Friday, June 4, 2010

Kansas Chiggers Take a Bite Out of Me

I began my study of Kansas entomology on a recent weekend as I attacked an area below my house with the weed whacker. The house I have leased sits on a lovely piece of land, heavily wooded with much of the front yard planted in ground cover and ivy. The basin below the house became overrun with weeds. I pay a fellow to mow the grass, since there is a bunch of it, but opted to do the trimming and weeding. There are a lot of flowers and lovely vegetation that might get beheaded by accident.

I enjoy getting out there and sweating, running the weed whacker and blower. It took most of the afternoon and filled up three large leaf bags, since it was the first time this spring any such work had been done. I rewarded myself with a cold beer and grilled some chicken outside when finished, eventually shedding my nasty clothes and cleaning up. I took my time in doing so.

I didn’t really notice the chigger bites for a day-and-a-half. It was only when getting ready to walk early Tuesday morning that I noticed my legs were itching. I bent down to inspect the situation. At first I thought I had contracted the annual case of poison ivy that has been a family tradition for a half-century.

But this was different. Both legs from ankles to knees were covered in hundreds of tiny bumps that itched rather insistently, with a burn that increased as hours, then days, passed. Why I hadn’t noticed this for 36 hours or so I can’t explain. Maybe Kansas chiggers have a delayed-reaction venom. Maybe I drank too much wine while watching the Celtics in the playoffs, after grilling that chicken. But now that I had noticed that my legs looked like an amateurish pointillist painting, of course I couldn’t keep my mind off those chigger bites.

I tried counting bites and gave up at 300. That was just on my left leg. It was a slow night. The Celtics weren’t playing, and there wasn’t anything worth watching on HGTV.

It has been many years since I have been a chigger victim. Not to denigrate Kansas chiggers, but they don’t pack the bite of their Texas cousins. I once hosted a catfish fry on a lovely hill under red-oak trees in San Augustine, (Texas) on some land I owned there — figuring it would provide shade from the wicked summer heat. I didn’t know that it was host to one of the greatest collections of East Texas chiggers that side of the nearby Sabine River.

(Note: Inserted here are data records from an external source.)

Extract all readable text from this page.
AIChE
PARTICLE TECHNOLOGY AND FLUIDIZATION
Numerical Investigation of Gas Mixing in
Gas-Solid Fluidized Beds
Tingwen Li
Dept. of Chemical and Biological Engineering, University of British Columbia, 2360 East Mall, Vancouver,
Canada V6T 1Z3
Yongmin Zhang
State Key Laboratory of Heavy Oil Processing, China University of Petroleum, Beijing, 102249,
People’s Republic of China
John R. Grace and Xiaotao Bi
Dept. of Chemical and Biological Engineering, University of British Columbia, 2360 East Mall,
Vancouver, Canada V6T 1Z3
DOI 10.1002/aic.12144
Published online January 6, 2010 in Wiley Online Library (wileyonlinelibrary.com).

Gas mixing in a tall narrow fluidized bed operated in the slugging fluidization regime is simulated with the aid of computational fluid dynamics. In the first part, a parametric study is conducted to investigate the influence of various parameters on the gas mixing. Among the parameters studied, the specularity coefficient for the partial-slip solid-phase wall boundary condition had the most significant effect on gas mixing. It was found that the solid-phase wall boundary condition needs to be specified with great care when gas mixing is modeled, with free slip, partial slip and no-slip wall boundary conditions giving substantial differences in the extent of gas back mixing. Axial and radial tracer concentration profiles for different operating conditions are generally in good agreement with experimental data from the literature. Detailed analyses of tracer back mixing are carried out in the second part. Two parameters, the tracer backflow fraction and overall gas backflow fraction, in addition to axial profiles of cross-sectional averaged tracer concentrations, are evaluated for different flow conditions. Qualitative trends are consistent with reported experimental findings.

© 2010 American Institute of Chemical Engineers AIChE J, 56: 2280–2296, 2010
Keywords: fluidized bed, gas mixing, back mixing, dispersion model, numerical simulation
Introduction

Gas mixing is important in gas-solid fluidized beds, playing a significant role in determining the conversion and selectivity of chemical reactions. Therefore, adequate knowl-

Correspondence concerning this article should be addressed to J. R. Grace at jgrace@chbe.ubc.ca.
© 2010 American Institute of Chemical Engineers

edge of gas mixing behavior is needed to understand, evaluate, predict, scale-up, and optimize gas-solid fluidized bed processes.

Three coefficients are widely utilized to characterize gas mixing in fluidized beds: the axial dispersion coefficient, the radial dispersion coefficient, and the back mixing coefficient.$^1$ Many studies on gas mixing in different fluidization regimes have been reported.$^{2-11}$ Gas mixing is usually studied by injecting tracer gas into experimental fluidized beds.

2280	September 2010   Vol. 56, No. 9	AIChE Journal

My friends cussed me for weeks, because East Texas chiggers start biting within minutes, with considerably more venom than the Kansas version. There seem to be a lot fewer of them, and the pain doesn’t last as long, but they come spring-loaded on permanently teed-off. I haven’t been chigger-bitten since that fish fry, which was in 1985. You remember such events, when friends threaten to hunt you down with weapons because they are in such misery.

So I called Chuck Otte, the local extension agent, knowing that after nearly three decades here he would have plenty of advice on Kansas chiggers. He started chuckling in sympathy as I explained my plight. At the time, I was in Day Nine of itching. He said to figure on another five days more of irritation. Jeez. I’ve gotten over poison ivy in less time.

As I figured, none of the folk remedies work. Forget plugging the bites with nail polish. The mites are long gone, for one thing. For another, given the number of bites I had, I would appear ready to join the circus as the half-man, half-painted lady.

Looking on the bright side, Chuck says chiggers only have one life stage where they require a warm-blooded meal — “ you, your dog or cat” as Chuck put it. The rest of the time they are content eating plants or each other. The downside is they don’t tell fly up little flags saying, “All is safe now. We’re just eating each other or your irises.”

Chuck gave sound advice, of course. Spray down your clothing with Deet or something similar. Take off your clothes soon after working outside and shower. When bitten, Benadryl and cortisone are about all that provide relief. If it’s any consolation, Kansas chiggers usually go away by mid-July, but there is no guarantee.

There are a heck of a lot more chiggers here than in Texas, which has plenty of other biting critters. And, as Chuck sagely put it, “You never see the little rascals.”

I stand prepared. Scarred, but prepared.